New Komeito suffered even worse, with party chief Akihiro Ota and heavyweights Kazuo Kitagawa and Tetsuzo Fuyushiba all defeated in their single-seat districts. They didn’t “insure” themselves by putting their names on the party’s list of proportional-representation candidates.
More than any election since the mixed-member majoritarian (MMM) system was adopted sixteen years ago, this one featured the straight fight that we always expected between two opposing blocs of parties. And the result speaks loudly and decisively.
Despite the DPJ alone having a large majority, it still needs its coalition partners. The DPJ lacks a majority on its own in the second chamber of the Diet (parliament), and in any case, its first chamber majority would not have been as large had it not had stand-down agreements with its partners in single-seat districts.* It also needs to keep the partners on its side looking ahead to future elections. In this sense, by forming a coalition despite a large single-party majority, the DPJ is following the path set by the LDP, which formed a coalition with its pre-electoral allies even after its massive landslide in 2005. It is very much the pattern of governance to be expected from parliamentary systems with MMM.

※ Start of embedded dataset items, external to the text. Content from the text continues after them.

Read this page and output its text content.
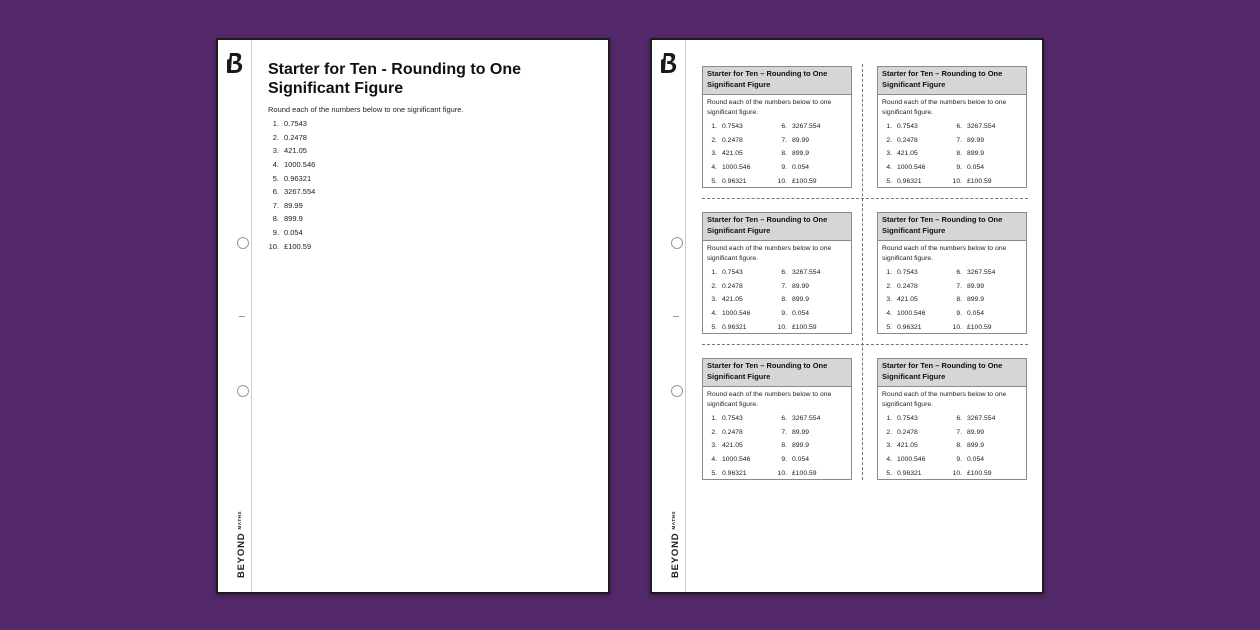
BEYOND
MATHS
Starter for Ten - Rounding to One Significant Figure
Round each of the numbers below to one significant figure.
1. 0.7543
2. 0.2478
3. 421.05
4. 1000.546
5. 0.96321
6. 3267.554
7. 89.99
8. 899.9
9. 0.054
10. £100.59
BEYOND
MATHS
Starter for Ten – Rounding to One Significant Figure
Round each of the numbers below to one significant figure.
1. 0.7543	6. 3267.554
2. 0.2478	7. 89.99
3. 421.05	8. 899.9
4. 1000.546	9. 0.054
5. 0.96321	10. £100.59
Starter for Ten – Rounding to One Significant Figure
Round each of the numbers below to one significant figure.
1. 0.7543	6. 3267.554
2. 0.2478	7. 89.99
3. 421.05	8. 899.9
4. 1000.546	9. 0.054
5. 0.96321	10. £100.59
Starter for Ten – Rounding to One Significant Figure
Round each of the numbers below to one significant figure.
1. 0.7543	6. 3267.554
2. 0.2478	7. 89.99
3. 421.05	8. 899.9
4. 1000.546	9. 0.054
5. 0.96321	10. £100.59
Starter for Ten – Rounding to One Significant Figure
Round each of the numbers below to one significant figure.
1. 0.7543	6. 3267.554
2. 0.2478	7. 89.99
3. 421.05	8. 899.9
4. 1000.546	9. 0.054
5. 0.96321	10. £100.59
Starter for Ten – Rounding to One Significant Figure
Round each of the numbers below to one significant figure.
1. 0.7543	6. 3267.554
2. 0.2478	7. 89.99
3. 421.05	8. 899.9
4. 1000.546	9. 0.054
5. 0.96321	10. £100.59
Starter for Ten – Rounding to One Significant Figure
Round each of the numbers below to one significant figure.
1. 0.7543	6. 3267.554
2. 0.2478	7. 89.99
3. 421.05	8. 899.9
4. 1000.546	9. 0.054
5. 0.96321	10. £100.59
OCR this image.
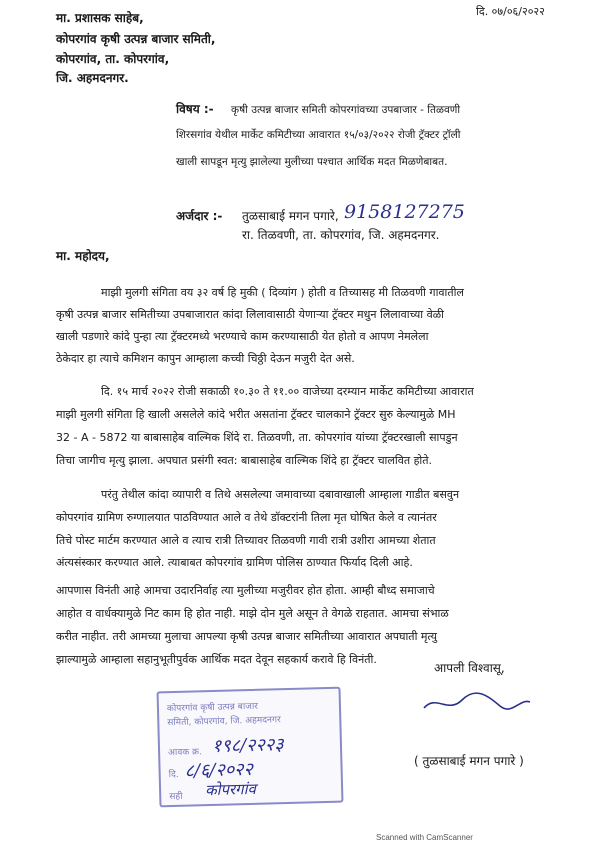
दि. ०७/०६/२०२२
मा. प्रशासक साहेब,
कोपरगांव कृषी उत्पन्न बाजार समिती,
कोपरगांव, ता. कोपरगांव,
जि. अहमदनगर.
विषय :- कृषी उत्पन्न बाजार समिती कोपरगांवच्या उपबाजार - तिळवणी
शिरसगांव येथील मार्केट कमिटीच्या आवारात १५/०३/२०२२ रोजी ट्रॅक्टर ट्रॉली
खाली सापडून मृत्यु झालेल्या मुलीच्या पश्चात आर्थिक मदत मिळणेबाबत.
अर्जदार :- तुळसाबाई मगन पगारे, 9158127275
रा. तिळवणी, ता. कोपरगांव, जि. अहमदनगर.
मा. महोदय,
माझी मुलगी संगिता वय ३२ वर्ष हि मुकी ( दिव्यांग ) होती व तिच्यासह मी तिळवणी गावातील
कृषी उत्पन्न बाजार समितीच्या उपबाजारात कांदा लिलावासाठी येणाऱ्या ट्रॅक्टर मधुन लिलावाच्या वेळी
खाली पडणारे कांदे पुन्हा त्या ट्रॅक्टरमध्ये भरण्याचे काम करण्यासाठी येत होतो व आपण नेमलेला
ठेकेदार हा त्याचे कमिशन कापुन आम्हाला कच्ची चिठ्ठी देऊन मजुरी देत असे.
दि. १५ मार्च २०२२ रोजी सकाळी १०.३० ते ११.०० वाजेच्या दरम्यान मार्केट कमिटीच्या आवारात
माझी मुलगी संगिता हि खाली असलेले कांदे भरीत असतांना ट्रॅक्टर चालकाने ट्रॅक्टर सुरु केल्यामुळे MH
32 - A - 5872 या बाबासाहेब वाल्मिक शिंदे रा. तिळवणी, ता. कोपरगांव यांच्या ट्रॅक्टरखाली सापडुन
तिचा जागीच मृत्यु झाला. अपघात प्रसंगी स्वत: बाबासाहेब वाल्मिक शिंदे हा ट्रॅक्टर चालवित होते.
परंतु तेथील कांदा व्यापारी व तिथे असलेल्या जमावाच्या दबावाखाली आम्हाला गाडीत बसवुन
कोपरगांव ग्रामिण रुग्णालयात पाठविण्यात आले व तेथे डॉक्टरांनी तिला मृत घोषित केले व त्यानंतर
तिचे पोस्ट मार्टम करण्यात आले व त्याच रात्री तिच्यावर तिळवणी गावी रात्री उशीरा आमच्या शेतात
अंत्यसंस्कार करण्यात आले. त्याबाबत कोपरगांव ग्रामिण पोलिस ठाण्यात फिर्याद दिली आहे.
आपणास विनंती आहे आमचा उदारनिर्वाह त्या मुलीच्या मजुरीवर होत होता. आम्ही बौध्द समाजाचे
आहोत व वार्धक्यामुळे निट काम हि होत नाही. माझे दोन मुले असून ते वेगळे राहतात. आमचा संभाळ
करीत नाहीत. तरी आमच्या मुलाचा आपल्या कृषी उत्पन्न बाजार समितीच्या आवारात अपघाती मृत्यु
झाल्यामुळे आम्हाला सहानुभूतीपुर्वक आर्थिक मदत देवून सहकार्य करावे हि विनंती.
आपली विश्वासू,
( तुळसाबाई मगन पगारे )
कोपरगांव कृषी उत्पन्न बाजार
समिती, कोपरगांव, जि. अहमदनगर
आवक क्र. १९८/२२२३
दि. ८/६/२०२२
सही कोपरगांव
Scanned with CamScanner
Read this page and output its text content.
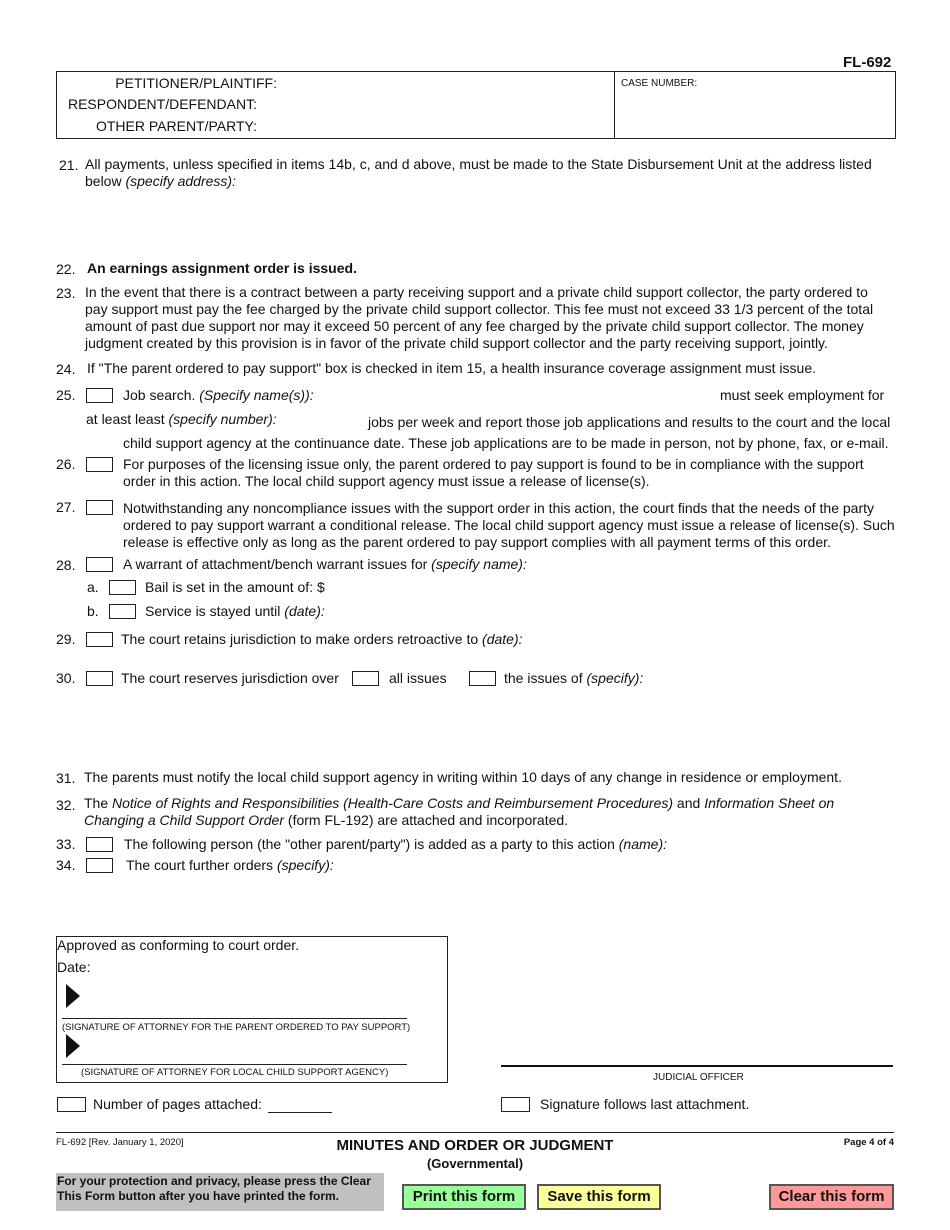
FL-692
PETITIONER/PLAINTIFF:
RESPONDENT/DEFENDANT:
OTHER PARENT/PARTY:
CASE NUMBER:
21. All payments, unless specified in items 14b, c, and d above, must be made to the State Disbursement Unit at the address listed
below (specify address):
22. An earnings assignment order is issued.
23. In the event that there is a contract between a party receiving support and a private child support collector, the party ordered to pay support must pay the fee charged by the private child support collector. This fee must not exceed 33 1/3 percent of the total amount of past due support nor may it exceed 50 percent of any fee charged by the private child support collector. The money judgment created by this provision is in favor of the private child support collector and the party receiving support, jointly.
24. If "The parent ordered to pay support" box is checked in item 15, a health insurance coverage assignment must issue.
25.	Job search. (Specify name(s)):	must seek employment for
at least least (specify number):	jobs per week and report those job applications and results to the court and the local
child support agency at the continuance date. These job applications are to be made in person, not by phone, fax, or e-mail.
26.	For purposes of the licensing issue only, the parent ordered to pay support is found to be in compliance with the support order in this action. The local child support agency must issue a release of license(s).
27.	Notwithstanding any noncompliance issues with the support order in this action, the court finds that the needs of the party ordered to pay support warrant a conditional release. The local child support agency must issue a release of license(s). Such release is effective only as long as the parent ordered to pay support complies with all payment terms of this order.
28.	A warrant of attachment/bench warrant issues for (specify name):
a.	Bail is set in the amount of: $
b.	Service is stayed until (date):
29.	The court retains jurisdiction to make orders retroactive to (date):
30.	The court reserves jurisdiction over	all issues	the issues of (specify):
31. The parents must notify the local child support agency in writing within 10 days of any change in residence or employment.
32. The Notice of Rights and Responsibilities (Health-Care Costs and Reimbursement Procedures) and Information Sheet on
Changing a Child Support Order (form FL-192) are attached and incorporated.
33.	The following person (the "other parent/party") is added as a party to this action (name):
34.	The court further orders (specify):
Approved as conforming to court order.
Date:
(SIGNATURE OF ATTORNEY FOR THE PARENT ORDERED TO PAY SUPPORT)
(SIGNATURE OF ATTORNEY FOR LOCAL CHILD SUPPORT AGENCY)	JUDICIAL OFFICER
Number of pages attached:	Signature follows last attachment.
FL-692 [Rev. January 1, 2020]	MINUTES AND ORDER OR JUDGMENT
(Governmental)
Page 4 of 4
For your protection and privacy, please press the Clear This Form button after you have printed the form.	Print this form	Save this form	Clear this form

The new House of Representatives will convene 14 September to approve the new coalition government, which was already taking shape before the election. Then comes the hard part.
* For instance, the SDP won 3 of its 7 seats in single-seat districts, and the Kokumin won all its 3 seats that way. In these cases, there was no DPJ candidate in the district. Likely there are some districts in which the DPJ margin over the LDP was made possible by the partners’ non-presence in the district with their own candidates.